A small amount of fast memory which holds data fetched from and written to main memory
Why is the memory hierarchy useful?
It provides a balance between capacity, cost, and access time.
What is spatial locality?
Data nearby in memory is more likely to be used
What is temporal locality?
Data will be re-used within a relatively short amount of time
How is spatial locality maintained?
Data is transferred from main memory to cache in fixed-size blocks called cache lines. When adjacent memory locations are addressed, they are likely already in cache.
What is a cache hit?
What the data being read is in cache and doesn’t have to be loaded from main memory.
What is a cache miss?
When the next piece of data is not in cache and needs to be loaded from memory.
Why is cache useful for speeding up finite difference calculations?
Finite differences in the j direction access memory sequentially resulting in spatial locality
What is cache blocking?
Splitting the work into cache-sized blocks and working on one block at a time before moving onto the next.
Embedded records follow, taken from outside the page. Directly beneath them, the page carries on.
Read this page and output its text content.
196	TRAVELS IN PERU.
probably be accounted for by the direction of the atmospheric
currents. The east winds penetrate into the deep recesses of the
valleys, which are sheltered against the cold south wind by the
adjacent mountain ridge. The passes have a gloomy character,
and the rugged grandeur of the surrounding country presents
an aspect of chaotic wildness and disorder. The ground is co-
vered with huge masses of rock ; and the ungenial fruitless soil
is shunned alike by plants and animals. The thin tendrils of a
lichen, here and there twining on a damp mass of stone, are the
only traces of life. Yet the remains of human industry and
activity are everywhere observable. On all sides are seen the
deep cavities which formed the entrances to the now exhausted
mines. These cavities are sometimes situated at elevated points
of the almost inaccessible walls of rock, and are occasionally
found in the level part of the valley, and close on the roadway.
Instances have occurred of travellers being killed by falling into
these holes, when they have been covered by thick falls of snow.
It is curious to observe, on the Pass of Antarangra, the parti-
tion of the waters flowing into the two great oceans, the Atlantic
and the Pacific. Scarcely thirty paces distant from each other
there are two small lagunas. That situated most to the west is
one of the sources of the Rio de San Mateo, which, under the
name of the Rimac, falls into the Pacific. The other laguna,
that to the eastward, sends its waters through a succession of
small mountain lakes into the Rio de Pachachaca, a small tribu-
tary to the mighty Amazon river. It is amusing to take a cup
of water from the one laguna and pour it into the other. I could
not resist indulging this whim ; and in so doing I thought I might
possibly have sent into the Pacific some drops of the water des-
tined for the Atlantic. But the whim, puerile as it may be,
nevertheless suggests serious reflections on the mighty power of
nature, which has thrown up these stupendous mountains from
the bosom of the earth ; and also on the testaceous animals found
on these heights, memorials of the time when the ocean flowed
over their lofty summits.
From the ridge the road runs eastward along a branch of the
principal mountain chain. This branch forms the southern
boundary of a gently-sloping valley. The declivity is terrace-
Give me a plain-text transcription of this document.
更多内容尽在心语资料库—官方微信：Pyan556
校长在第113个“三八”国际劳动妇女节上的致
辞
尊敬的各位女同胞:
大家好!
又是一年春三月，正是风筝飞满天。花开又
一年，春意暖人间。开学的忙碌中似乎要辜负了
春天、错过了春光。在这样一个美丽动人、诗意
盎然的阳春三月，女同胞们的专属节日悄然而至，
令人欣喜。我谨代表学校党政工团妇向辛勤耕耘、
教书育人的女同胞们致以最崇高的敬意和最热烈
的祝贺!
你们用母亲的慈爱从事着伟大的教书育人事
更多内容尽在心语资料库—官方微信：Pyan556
This allows all data that is required to be held in cache speeding up access.
How does test case size affect testing?
Usually, working with smaller test cases allows running in a manageable time. However reducing the problem size can sometimes change performance characteristics, such as when a significant data structure can or can’t fit in cache.
What is compiler optimisaiton?
The process of the compiler making adjustments to the code to produce equivalent results faster. This includes techniques such as loop interchange and cache blocking.
How are compiler optimisations turned on?
Using the -O3 command line flag for gcc
What is arithmetic intensity?
The ratio of floating point operations to data movement.
What does the roofline model tell us?
The roofline model tells us about floating point performance based on peak performance, memory bandwidth and arithmetic intensity.
What are the two types of performance bound?
Memory Bound and Compute Bound
What is a memory bound algorithm?
An algorithm with lower arithmetic intensity that is limited by memory bandwidth.
What is a compute bound algorithm?
An algorithm with higher arithmetic intensity that can make more efficient use of floating point hardware and is limited by floating point performance.
What is NUMA?
NUMA (non-uniform memory access) is the phenomenon that memory at various points in the address space of a processor has different performance characteristics.
How does NUMA affect compute nodes?
Because compute nodes are commonly made up of two sockets, accessing memory on the other controller is slower than accessing memory on the local controller.
What is first touch memory allocation?
Physical memory is allocated the first time it is accessed (touched) rather than when it is allocated. Physical memory is allocated on the first memory controller to touch a given memory page.
What affect does NUMA have on OpenMP?
If an array is first used in a linear loop then all memory will be touched in one controller first slowing down future parallel loops.